From the medical center, we raced out to the Memorial City office to meet with my ENT surgeon.  This was our first visit to this office and it took some time to find it, but we made it and the entire visit didn't take too long.  Overall, the visit was good.  I got to talk with the surgeon and her PA, both of which I have known for too long now.  My surgeon reiterated how good she feels about the outcome of the surgery and the results of the pathology that we got back recently.  She always likes to give me warnings that I usually just shrug off but this time she actually chuckled a little and said "you aren't going to listen to me at all, are you?" as she gave me some of her guidelines on what I should and should not eat.  She talked a little about me being near water and I held my hand to my upper chest and said I would only get in the water that deep, to which she held her hand at her knee and recommended that I not get in deeper than that.  Somewhere in between is probably where I will end up, although I don't have to worry about that for a while.  I found out also that the voice prosthesis is not a done deal yet.  They need to see in the next CT scan results what the inside of my neck actually looks like and where everything is in order to know if they can punch the hole or not.  The problem is my pectoral flap that they moved and stretched in this procedure and it's location relative to the spot where they will have to punch the hole between my trachea and esophagus.  If it is in the way, I might not be able to have the prosthesis, but we will have to wait and see.  My official followup plan is to have a CT scan roughly 8 weeks out from surgery.  That will be the new baseline and will tell them more about the TEP procedure that I can hopefully have.  After the baseline CT, I will have a CT every 3 months to look for new tumor growth or trouble spots.  Other than that, it is just rest and recover.  

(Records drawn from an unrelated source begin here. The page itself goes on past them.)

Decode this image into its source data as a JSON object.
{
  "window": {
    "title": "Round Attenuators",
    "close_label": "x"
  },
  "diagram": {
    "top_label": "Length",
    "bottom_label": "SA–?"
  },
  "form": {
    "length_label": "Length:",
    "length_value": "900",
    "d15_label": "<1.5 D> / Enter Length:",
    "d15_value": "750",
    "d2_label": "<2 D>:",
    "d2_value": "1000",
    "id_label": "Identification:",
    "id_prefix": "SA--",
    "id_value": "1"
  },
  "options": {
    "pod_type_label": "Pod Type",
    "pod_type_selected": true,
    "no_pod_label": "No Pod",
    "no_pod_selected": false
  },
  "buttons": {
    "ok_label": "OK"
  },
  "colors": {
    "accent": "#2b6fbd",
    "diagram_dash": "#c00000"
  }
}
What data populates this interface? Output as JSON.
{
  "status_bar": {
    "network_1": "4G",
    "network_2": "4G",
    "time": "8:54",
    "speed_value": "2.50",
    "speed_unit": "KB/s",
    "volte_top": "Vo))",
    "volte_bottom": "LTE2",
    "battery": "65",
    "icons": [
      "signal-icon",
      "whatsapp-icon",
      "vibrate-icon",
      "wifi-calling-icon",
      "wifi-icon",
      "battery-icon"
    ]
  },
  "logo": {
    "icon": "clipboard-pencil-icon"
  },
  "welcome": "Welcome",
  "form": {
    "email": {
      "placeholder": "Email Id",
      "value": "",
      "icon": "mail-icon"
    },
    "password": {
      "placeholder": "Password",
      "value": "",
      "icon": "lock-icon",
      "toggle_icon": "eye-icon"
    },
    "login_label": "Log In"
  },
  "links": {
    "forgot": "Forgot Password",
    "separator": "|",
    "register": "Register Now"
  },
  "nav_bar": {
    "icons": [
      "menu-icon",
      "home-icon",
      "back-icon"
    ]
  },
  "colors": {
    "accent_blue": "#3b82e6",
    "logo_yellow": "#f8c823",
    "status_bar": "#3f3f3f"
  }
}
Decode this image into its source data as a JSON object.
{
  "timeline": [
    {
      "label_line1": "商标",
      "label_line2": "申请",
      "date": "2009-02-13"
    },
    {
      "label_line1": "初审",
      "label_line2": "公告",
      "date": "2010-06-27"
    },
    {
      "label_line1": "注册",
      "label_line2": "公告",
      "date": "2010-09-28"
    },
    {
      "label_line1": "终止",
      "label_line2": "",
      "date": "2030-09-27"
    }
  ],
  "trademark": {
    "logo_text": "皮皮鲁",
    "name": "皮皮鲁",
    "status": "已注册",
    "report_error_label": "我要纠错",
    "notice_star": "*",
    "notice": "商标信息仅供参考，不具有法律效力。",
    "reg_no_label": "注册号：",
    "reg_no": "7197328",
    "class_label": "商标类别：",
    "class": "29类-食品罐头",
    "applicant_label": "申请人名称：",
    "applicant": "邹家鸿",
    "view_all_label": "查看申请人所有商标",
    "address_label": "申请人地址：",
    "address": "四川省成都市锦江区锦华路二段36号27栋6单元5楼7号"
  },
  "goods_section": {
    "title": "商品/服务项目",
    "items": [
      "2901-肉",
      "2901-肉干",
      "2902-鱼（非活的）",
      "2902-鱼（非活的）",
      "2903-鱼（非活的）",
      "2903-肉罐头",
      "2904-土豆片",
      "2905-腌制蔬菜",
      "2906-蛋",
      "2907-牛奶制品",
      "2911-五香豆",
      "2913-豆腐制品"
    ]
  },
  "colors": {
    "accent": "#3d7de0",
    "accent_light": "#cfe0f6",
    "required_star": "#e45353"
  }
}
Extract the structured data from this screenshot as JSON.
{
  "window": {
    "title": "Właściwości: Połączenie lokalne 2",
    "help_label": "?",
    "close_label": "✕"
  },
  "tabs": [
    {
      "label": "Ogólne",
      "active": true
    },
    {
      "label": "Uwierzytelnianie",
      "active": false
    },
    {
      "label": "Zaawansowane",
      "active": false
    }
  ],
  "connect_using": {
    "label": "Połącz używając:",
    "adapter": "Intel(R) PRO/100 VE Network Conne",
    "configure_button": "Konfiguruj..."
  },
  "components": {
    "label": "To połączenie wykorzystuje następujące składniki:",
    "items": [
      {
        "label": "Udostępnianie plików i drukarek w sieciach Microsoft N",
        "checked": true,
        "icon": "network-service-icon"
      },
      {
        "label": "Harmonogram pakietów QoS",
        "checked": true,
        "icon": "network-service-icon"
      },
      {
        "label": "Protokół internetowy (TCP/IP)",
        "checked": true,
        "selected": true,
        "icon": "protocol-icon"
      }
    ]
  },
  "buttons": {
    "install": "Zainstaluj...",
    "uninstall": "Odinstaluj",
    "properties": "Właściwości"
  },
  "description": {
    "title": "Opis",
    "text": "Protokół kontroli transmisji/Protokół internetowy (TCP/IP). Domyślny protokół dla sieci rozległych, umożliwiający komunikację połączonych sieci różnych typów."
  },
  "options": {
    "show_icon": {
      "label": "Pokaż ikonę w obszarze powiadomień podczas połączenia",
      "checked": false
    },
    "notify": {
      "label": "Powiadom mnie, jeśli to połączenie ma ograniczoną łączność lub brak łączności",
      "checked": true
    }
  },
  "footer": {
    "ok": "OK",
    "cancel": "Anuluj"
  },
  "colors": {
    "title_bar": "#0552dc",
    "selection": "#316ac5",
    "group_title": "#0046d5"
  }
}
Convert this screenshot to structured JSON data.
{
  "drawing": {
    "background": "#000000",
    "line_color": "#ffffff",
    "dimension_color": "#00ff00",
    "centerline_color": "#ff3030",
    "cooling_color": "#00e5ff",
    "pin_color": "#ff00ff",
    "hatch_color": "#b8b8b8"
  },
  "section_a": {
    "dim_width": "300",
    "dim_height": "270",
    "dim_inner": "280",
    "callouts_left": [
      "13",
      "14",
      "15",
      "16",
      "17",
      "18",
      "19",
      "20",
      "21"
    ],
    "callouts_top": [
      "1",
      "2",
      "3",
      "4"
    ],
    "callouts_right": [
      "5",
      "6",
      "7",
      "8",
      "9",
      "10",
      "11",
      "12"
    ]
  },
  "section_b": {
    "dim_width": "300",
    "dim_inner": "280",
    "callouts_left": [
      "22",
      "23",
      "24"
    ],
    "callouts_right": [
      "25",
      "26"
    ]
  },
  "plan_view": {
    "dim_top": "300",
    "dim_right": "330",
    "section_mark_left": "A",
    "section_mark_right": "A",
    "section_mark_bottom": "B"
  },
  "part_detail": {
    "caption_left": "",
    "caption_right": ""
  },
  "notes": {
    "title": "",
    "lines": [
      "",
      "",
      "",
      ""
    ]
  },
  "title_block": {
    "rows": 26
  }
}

Still trying to get used to my inability to speak.  I get frustrated very easily.  Very, very easily.  I hate the electrolarynx, but I guess I need to get some practice with it.  I am reading a lot about esophageal speech, but it appears to be tough to master and take a long time to get good at.  There are options, but nothing will happen overnight.  I need to start doing some physical therapy and learn to massage out the fluid that builds up on the right side of my neck, but I am still just focusing on resting and getting used to my new life.  That seems to be enough right now.

1 comment:

  1. "Dumb neck breather" is making me laugh way harder than it should.